“Should I stay or should I go now?” – Dealing with the Clash in Shareholder Disputes

06 / 12 / 2017

You have sweated blood and tears to build a business from nothing.  You have made huge financial and emotional sacrifices to get the business to where it is now.  The business is your baby.

And then the divisions start to appear.  You want the business to go in different directions. You question your business partner’s judgment and morals. You argue. You fall out.  The trust is gone.

This is a common scenario.  Often it is further complicated by the fact that the business partner is a friend or member of the family.  A shareholder dispute becomes like a divorce and emotions run high.  It needn’t be, but the reality is there is no easy, one size fits all solution.

There are two broad ways to resolve the issues:

  1. You come to an agreement; or
  2. You are forced to go to court to get a resolution.

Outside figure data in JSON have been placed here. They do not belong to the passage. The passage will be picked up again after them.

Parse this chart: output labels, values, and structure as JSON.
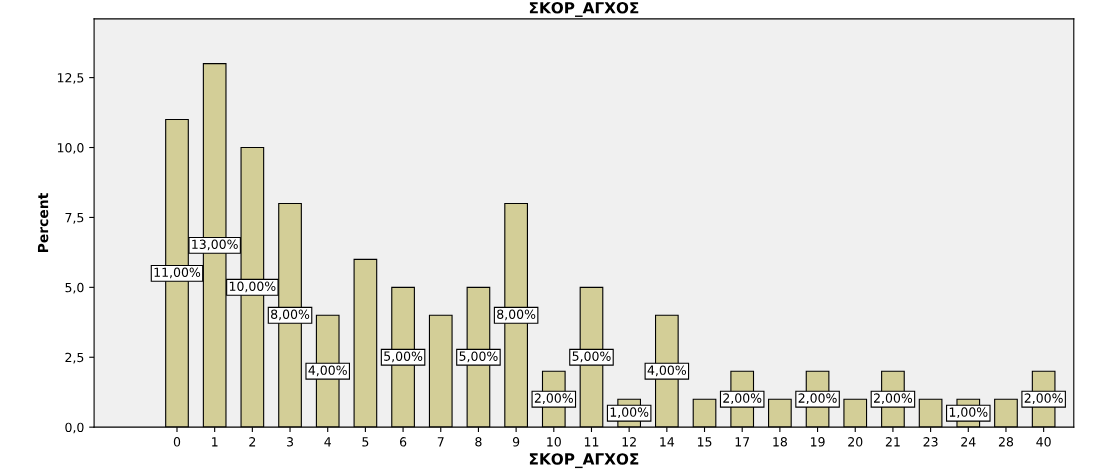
{
  "chart_data": {
    "type": "bar",
    "title": "ΣΚΟΡ_ΑΓΧΟΣ",
    "xlabel": "ΣΚΟΡ_ΑΓΧΟΣ",
    "ylabel": "Percent",
    "categories": [
      "0",
      "1",
      "2",
      "3",
      "4",
      "5",
      "6",
      "7",
      "8",
      "9",
      "10",
      "11",
      "12",
      "14",
      "15",
      "17",
      "18",
      "19",
      "20",
      "21",
      "23",
      "24",
      "28",
      "40"
    ],
    "values": [
      11,
      13,
      10,
      8,
      4,
      6,
      5,
      4,
      5,
      8,
      2,
      5,
      1,
      4,
      1,
      2,
      1,
      2,
      1,
      2,
      1,
      1,
      1,
      2
    ],
    "value_labels": [
      "11,00%",
      "13,00%",
      "10,00%",
      "8,00%",
      "4,00%",
      null,
      "5,00%",
      null,
      "5,00%",
      "8,00%",
      "2,00%",
      "5,00%",
      "1,00%",
      "4,00%",
      null,
      "2,00%",
      null,
      "2,00%",
      null,
      "2,00%",
      null,
      "1,00%",
      null,
      "2,00%"
    ],
    "color": "#d3ce97",
    "ylim": [
      0,
      14.6
    ],
    "yticks": [
      {
        "value": 0,
        "label": "0,0"
      },
      {
        "value": 2.5,
        "label": "2,5"
      },
      {
        "value": 5,
        "label": "5,0"
      },
      {
        "value": 7.5,
        "label": "7,5"
      },
      {
        "value": 10,
        "label": "10,0"
      },
      {
        "value": 12.5,
        "label": "12,5"
      }
    ],
    "grid": false
  }
}
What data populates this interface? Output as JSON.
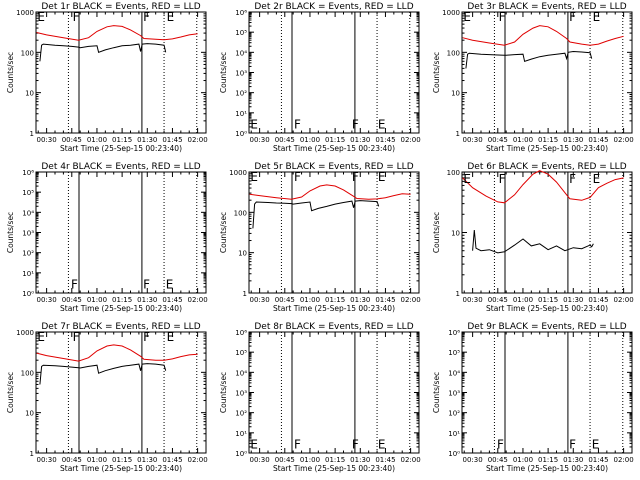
{
  "figure": {
    "xlabel": "Start Time (25-Sep-15 00:23:40)",
    "ylabel": "Counts/sec",
    "red_color": "#e00000",
    "black_color": "#000000",
    "x_ticks": [
      "00:30",
      "00:45",
      "01:00",
      "01:15",
      "01:30",
      "01:45",
      "02:00"
    ],
    "x_tick_minutes": [
      30,
      45,
      60,
      75,
      90,
      105,
      120
    ],
    "x_range_minutes": [
      23.67,
      125
    ],
    "solid_lines_minutes": [
      49.3,
      86.8
    ],
    "dotted_lines_minutes": [
      43,
      100,
      119.5
    ]
  },
  "chart_data": [
    {
      "type": "line",
      "title": "Det 1r BLACK = Events, RED = LLD",
      "ylog": true,
      "ylim": [
        1,
        1000
      ],
      "y_ticks": [
        "1",
        "10",
        "100",
        "1000"
      ],
      "markers": [
        {
          "text": "E",
          "x": 24.5,
          "y": 800
        },
        {
          "text": "F",
          "x": 45.5,
          "y": 800
        },
        {
          "text": "F",
          "x": 87.5,
          "y": 800
        },
        {
          "text": "E",
          "x": 101.5,
          "y": 800
        }
      ],
      "series": [
        {
          "color": "#e00000",
          "x": [
            24,
            30,
            40,
            49,
            55,
            60,
            66,
            70,
            75,
            80,
            86,
            88,
            95,
            100,
            105,
            110,
            115,
            120
          ],
          "y": [
            310,
            270,
            230,
            200,
            230,
            330,
            430,
            460,
            440,
            360,
            260,
            220,
            210,
            205,
            215,
            240,
            270,
            290
          ]
        },
        {
          "color": "#000000",
          "x": [
            26,
            27,
            28,
            35,
            40,
            45,
            49,
            50,
            55,
            60,
            61,
            65,
            70,
            75,
            80,
            85,
            86,
            87,
            90,
            95,
            100,
            101
          ],
          "y": [
            60,
            150,
            160,
            150,
            145,
            140,
            135,
            130,
            140,
            145,
            100,
            115,
            130,
            145,
            150,
            160,
            105,
            160,
            165,
            160,
            150,
            100
          ]
        }
      ]
    },
    {
      "type": "line",
      "title": "Det 2r BLACK = Events, RED = LLD",
      "ylog": true,
      "ylim": [
        1,
        1000000
      ],
      "y_ticks": [
        "10⁰",
        "10¹",
        "10²",
        "10³",
        "10⁴",
        "10⁵",
        "10⁶"
      ],
      "markers": [
        {
          "text": "E",
          "x": 24.5,
          "y": 3
        },
        {
          "text": "F",
          "x": 50.5,
          "y": 3
        },
        {
          "text": "F",
          "x": 85,
          "y": 3
        },
        {
          "text": "E",
          "x": 100.5,
          "y": 3
        }
      ],
      "series": []
    },
    {
      "type": "line",
      "title": "Det 3r BLACK = Events, RED = LLD",
      "ylog": true,
      "ylim": [
        1,
        1000
      ],
      "y_ticks": [
        "1",
        "10",
        "100",
        "1000"
      ],
      "markers": [
        {
          "text": "E",
          "x": 24.5,
          "y": 800
        },
        {
          "text": "F",
          "x": 45.5,
          "y": 800
        },
        {
          "text": "F",
          "x": 87.5,
          "y": 800
        },
        {
          "text": "E",
          "x": 101.5,
          "y": 800
        }
      ],
      "series": [
        {
          "color": "#e00000",
          "x": [
            24,
            30,
            40,
            49,
            55,
            60,
            66,
            70,
            75,
            80,
            86,
            88,
            95,
            100,
            105,
            110,
            115,
            120
          ],
          "y": [
            230,
            200,
            170,
            150,
            180,
            280,
            400,
            460,
            430,
            330,
            220,
            180,
            160,
            150,
            160,
            190,
            220,
            250
          ]
        },
        {
          "color": "#000000",
          "x": [
            26,
            27,
            28,
            35,
            40,
            45,
            49,
            50,
            55,
            60,
            61,
            65,
            70,
            75,
            80,
            85,
            86,
            87,
            90,
            95,
            100,
            101
          ],
          "y": [
            40,
            90,
            95,
            90,
            88,
            86,
            85,
            85,
            88,
            90,
            60,
            68,
            78,
            85,
            90,
            95,
            70,
            100,
            105,
            102,
            98,
            70
          ]
        }
      ]
    },
    {
      "type": "line",
      "title": "Det 4r BLACK = Events, RED = LLD",
      "ylog": true,
      "ylim": [
        1,
        1000000
      ],
      "y_ticks": [
        "10⁰",
        "10¹",
        "10²",
        "10³",
        "10⁴",
        "10⁵",
        "10⁶"
      ],
      "markers": [
        {
          "text": "F",
          "x": 44.5,
          "y": 3
        },
        {
          "text": "F",
          "x": 87.5,
          "y": 3
        },
        {
          "text": "E",
          "x": 101,
          "y": 3
        }
      ],
      "series": []
    },
    {
      "type": "line",
      "title": "Det 5r BLACK = Events, RED = LLD",
      "ylog": true,
      "ylim": [
        1,
        1000
      ],
      "y_ticks": [
        "1",
        "10",
        "100",
        "1000"
      ],
      "markers": [
        {
          "text": "E",
          "x": 24.5,
          "y": 800
        },
        {
          "text": "F",
          "x": 50.5,
          "y": 800
        },
        {
          "text": "F",
          "x": 85,
          "y": 800
        },
        {
          "text": "E",
          "x": 100.5,
          "y": 800
        }
      ],
      "series": [
        {
          "color": "#e00000",
          "x": [
            24,
            30,
            40,
            49,
            55,
            60,
            66,
            70,
            75,
            80,
            86,
            88,
            95,
            100,
            105,
            110,
            115,
            120
          ],
          "y": [
            280,
            260,
            230,
            210,
            240,
            340,
            450,
            480,
            450,
            360,
            250,
            220,
            210,
            215,
            230,
            260,
            290,
            280
          ]
        },
        {
          "color": "#000000",
          "x": [
            26,
            27,
            28,
            35,
            40,
            45,
            49,
            50,
            55,
            60,
            61,
            65,
            70,
            75,
            80,
            85,
            86,
            87,
            90,
            95,
            100,
            101
          ],
          "y": [
            40,
            160,
            180,
            175,
            170,
            168,
            165,
            160,
            170,
            180,
            110,
            125,
            140,
            160,
            175,
            190,
            130,
            190,
            195,
            190,
            185,
            140
          ]
        }
      ]
    },
    {
      "type": "line",
      "title": "Det 6r BLACK = Events, RED = LLD",
      "ylog": true,
      "ylim": [
        1,
        100
      ],
      "y_ticks": [
        "1",
        "10",
        "100"
      ],
      "markers": [
        {
          "text": "E",
          "x": 24.5,
          "y": 80
        },
        {
          "text": "F",
          "x": 45.5,
          "y": 80
        },
        {
          "text": "F",
          "x": 87.5,
          "y": 80
        },
        {
          "text": "E",
          "x": 101.5,
          "y": 80
        }
      ],
      "series": [
        {
          "color": "#e00000",
          "x": [
            24,
            30,
            38,
            45,
            49,
            55,
            60,
            66,
            70,
            75,
            80,
            86,
            88,
            95,
            100,
            105,
            110,
            115,
            120
          ],
          "y": [
            80,
            55,
            40,
            32,
            31,
            42,
            62,
            92,
            105,
            92,
            68,
            42,
            36,
            34,
            38,
            55,
            65,
            75,
            80
          ]
        },
        {
          "color": "#000000",
          "x": [
            30,
            31,
            32,
            35,
            40,
            45,
            49,
            55,
            60,
            65,
            70,
            75,
            80,
            85,
            90,
            95,
            100,
            101,
            102
          ],
          "y": [
            5,
            11,
            5.5,
            5,
            5.2,
            4.6,
            4.8,
            6.2,
            7.8,
            6,
            6.5,
            5.2,
            6,
            5,
            5.6,
            5.4,
            6.2,
            5.8,
            6.5
          ]
        }
      ]
    },
    {
      "type": "line",
      "title": "Det 7r BLACK = Events, RED = LLD",
      "ylog": true,
      "ylim": [
        1,
        1000
      ],
      "y_ticks": [
        "1",
        "10",
        "100",
        "1000"
      ],
      "markers": [
        {
          "text": "E",
          "x": 24.5,
          "y": 800
        },
        {
          "text": "F",
          "x": 45.5,
          "y": 800
        },
        {
          "text": "F",
          "x": 87.5,
          "y": 800
        },
        {
          "text": "E",
          "x": 101.5,
          "y": 800
        }
      ],
      "series": [
        {
          "color": "#e00000",
          "x": [
            24,
            30,
            40,
            49,
            55,
            60,
            66,
            70,
            75,
            80,
            86,
            88,
            95,
            100,
            105,
            110,
            115,
            120
          ],
          "y": [
            300,
            260,
            220,
            190,
            230,
            340,
            450,
            480,
            450,
            360,
            250,
            210,
            200,
            200,
            215,
            245,
            270,
            280
          ]
        },
        {
          "color": "#000000",
          "x": [
            26,
            27,
            28,
            35,
            40,
            45,
            49,
            50,
            55,
            60,
            61,
            65,
            70,
            75,
            80,
            85,
            86,
            87,
            90,
            95,
            100,
            101
          ],
          "y": [
            50,
            140,
            150,
            145,
            140,
            135,
            130,
            128,
            140,
            150,
            95,
            110,
            125,
            140,
            150,
            160,
            110,
            160,
            165,
            160,
            150,
            110
          ]
        }
      ]
    },
    {
      "type": "line",
      "title": "Det 8r BLACK = Events, RED = LLD",
      "ylog": true,
      "ylim": [
        1,
        1000000
      ],
      "y_ticks": [
        "10⁰",
        "10¹",
        "10²",
        "10³",
        "10⁴",
        "10⁵",
        "10⁶"
      ],
      "markers": [
        {
          "text": "E",
          "x": 24.5,
          "y": 3
        },
        {
          "text": "F",
          "x": 50.5,
          "y": 3
        },
        {
          "text": "F",
          "x": 85,
          "y": 3
        },
        {
          "text": "E",
          "x": 100.5,
          "y": 3
        }
      ],
      "series": []
    },
    {
      "type": "line",
      "title": "Det 9r BLACK = Events, RED = LLD",
      "ylog": true,
      "ylim": [
        1,
        1000000
      ],
      "y_ticks": [
        "10⁰",
        "10¹",
        "10²",
        "10³",
        "10⁴",
        "10⁵",
        "10⁶"
      ],
      "markers": [
        {
          "text": "F",
          "x": 44.5,
          "y": 3
        },
        {
          "text": "F",
          "x": 87.5,
          "y": 3
        },
        {
          "text": "E",
          "x": 101,
          "y": 3
        }
      ],
      "series": []
    }
  ]
}
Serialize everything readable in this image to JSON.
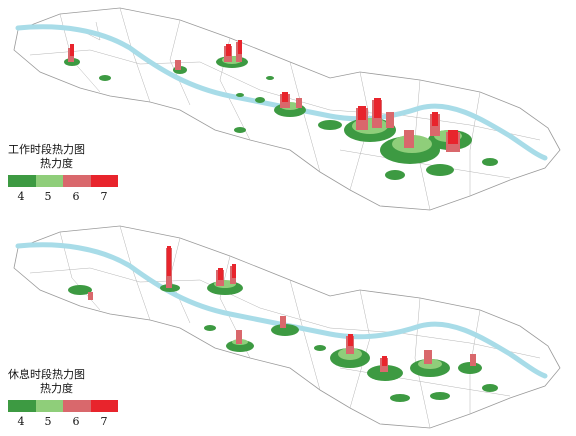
{
  "maps": [
    {
      "id": "work",
      "title": "工作时段热力图",
      "subtitle": "热力度",
      "legend": [
        {
          "label": "4",
          "color": "#3d9a42"
        },
        {
          "label": "5",
          "color": "#8fce7a"
        },
        {
          "label": "6",
          "color": "#d9686c"
        },
        {
          "label": "7",
          "color": "#e8242c"
        }
      ]
    },
    {
      "id": "rest",
      "title": "休息时段热力图",
      "subtitle": "热力度",
      "legend": [
        {
          "label": "4",
          "color": "#3d9a42"
        },
        {
          "label": "5",
          "color": "#8fce7a"
        },
        {
          "label": "6",
          "color": "#d9686c"
        },
        {
          "label": "7",
          "color": "#e8242c"
        }
      ]
    }
  ]
}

Court proceedings are expensive and time consuming and where the parties have a level of interaction, it is always worthwhile exploring a settlement. Sometimes this could be effected through a formal mediation or indeed facilitated discussions.  Other times it requires a more formal process to bring the parties to a resolution. The issues below are just some that you should consider when trying to resolve a shareholders dispute where it has reached the stage where the status quo cannot continue.

The Worst Case

If Court proceedings are unavoidable then there are few ways to resolve / determine the issues in court (depending on the circumstances):

  1. A claim for a breach of the shareholder agreement (if there is one) or the Company’s constitution (although this will not necessarily address the deadlock or future issues);
  2. An action to assert that a minority shareholder has been prejudiced by the running of the business by a majority shareholder and an order for purchase/sale of one party’s shares; or
  3. The company will be wound up by the court – because a deadlock has occurred and there is no other way to resolve the issues and extricate the parties. This is the last resort.

What to think about

The decision making process of how to proceed should involve legal and tax advisors.  The approach to the dispute and the resolution to the dispute must be joined up to avoid unintended consequences (and to maximise the efficiency or benefit from the separation). A few key things to consider:

  1. What do you want from the situation? Detaching from the emotion, really think about what you want the outcome to be – do you want to try to work it out, do you want to move on, do you want to remain involved, could you have a different but ongoing role, who is actually best to take the business forward?
  1. Is the relationship between shareholders sufficient to enable one partner to become a silent or sleeping partner? This would involve one party taking a back seat in the business.  It would be prudent to enter a specific shareholders’ agreement in order to formalise the relationship and also to ensure the shareholder who remains in the business on a day to day basis is incentivised. A further option may be to consider changing the shareholder rights or classes of shares given to the remaining or leaving  / sleeping shareholder – that usually addresses voting and dividend rights.
  1. Could the shareholders bringing in new investors dilute the disputes between the existing shareholders? This may be an attractive way for the shareholders to remain but with third party involvement in the decision making and division of power.  However, this may not be appropriate if the underlying issues are only being postponed as opposed to successfully resolved.
  1. Where one shareholder is buying out the other, a valuation of the business and shares will need to be agreed. There are a number of ways to value a company and shares so care needs to be taken to try to agree a framework for the valuation. The leaving shareholder may also consider requesting an anti-embarrassment clause to address the risk of the remaining shareholder selling on the shares at a premium shortly after acquisition – these issues should to some extent be addressed in the valuation exercise and in the structure of the consideration (such as deferred consideration / performance related consideration) but this remains very fact specific. The remaining shareholder/company may require restrictive covenants from the leaver not to compete or solicit staff or clients.
  1. Is it possible for the company itself to buy back the shares of a leaving shareholder? This may not circumvent some of the relationship issues in the short term but can be perceived a less emotional or personal approach. The same issues of valuation of the shares apply and care needs to be taken by the shareholders (and as directors) to ensure they comply with their obligations in terms of the use of company cash for the purchase and indeed how the use of that cash impacts on future growth plans of the business.  This may develop into a more long term purchase plan where the consideration is staggered over a number of years.
  1. Tax advice. One of the primary considerations for any exit is tax.  Tax advice must be taken to ensure the most tax efficient structure is effected for both the remaining shareholder and the leaver. This may include utilisation of tax exemptions on exit / termination payments, eligibility for entrepreneurs relief and any impact on EIS relief.

It must be remembered that you are discussing a business.  The impact on the business of a dispute between its shareholders can itself be catastrophic.  There is a real danger that if a commercial attitude (so far as possible in such an emotionally charged situation) is not adopted, the financial implication on the business and the individual shareholders can be very significant.  Expectations need to be carefully managed in a situation where, in all likelihood, it will result in neither party being “happy” with the outcome but where a resolution has been found to crystallise the issues and move forward. Save in cases of fraud or blatant wrongdoing by only one party, there will have to be an element of compromise.

….and if you are starting out, enter into a shareholders agreement.  It may be a cost to incur at a stage when there is little cash, but it really could save you thousands (and significant management time) further down the line.